Ki Chul Kim,¹ Tianyuan Liu,²
Seung Woo Lee,² and Seung Soon Jang¹

¹School of Material
Science and Engineering, Georgia Institute of Technology, 771 Ferst Drive NW,
Atlanta, GA 30332-0245, USA

²G. W. Woodruff School
of Mechanical Engineering, Georgia Institute of Technology, 801 Ferst Drive NW,
Atlanta, GA 30332-0405, USA

Abstract

The
Li-binding thermodynamics and redox potentials of seven different quinone
derivatives are investigated to determine their suitability as positive
electrode materials for lithium-ion batteries. First, using density functional
theory (DFT) calculations on the interactions between the quinone derivatives
and Li atoms, we find that the Li atoms primarily bind with the carbonyl groups
in the test molecules. Next, we observed that the redox properties of the
quinone derivatives can be tuned in the desired direction by systematically
modifying their chemical structures using electron-withdrawing functional
groups. Further, DFT-based investigations of the redox potentials of the
Li-bound quinone derivatives provide insights regarding the changes induced in
their redox properties during the discharging process.
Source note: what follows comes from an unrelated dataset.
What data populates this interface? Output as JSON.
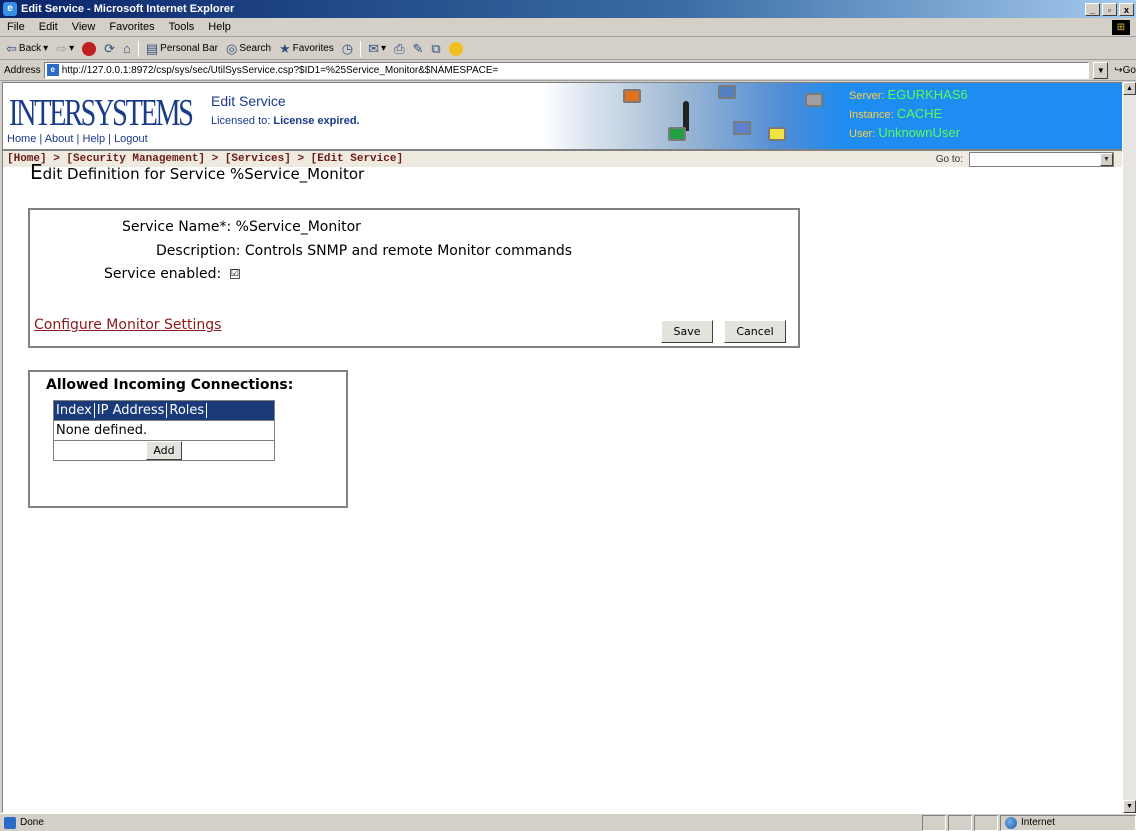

The redox potential
decreases as the number of bound Li atoms is increased. However, we found that
the functionalization of the quinone derivatives with carboxylic acids can
improve their redox potential as well as their charge capacity. Through this
study, we also determined that the cathodic activity of quinone derivatives
during the discharging process relies strongly on the solvation effect as well as
on the number of carbonyl groups available for further Li binding.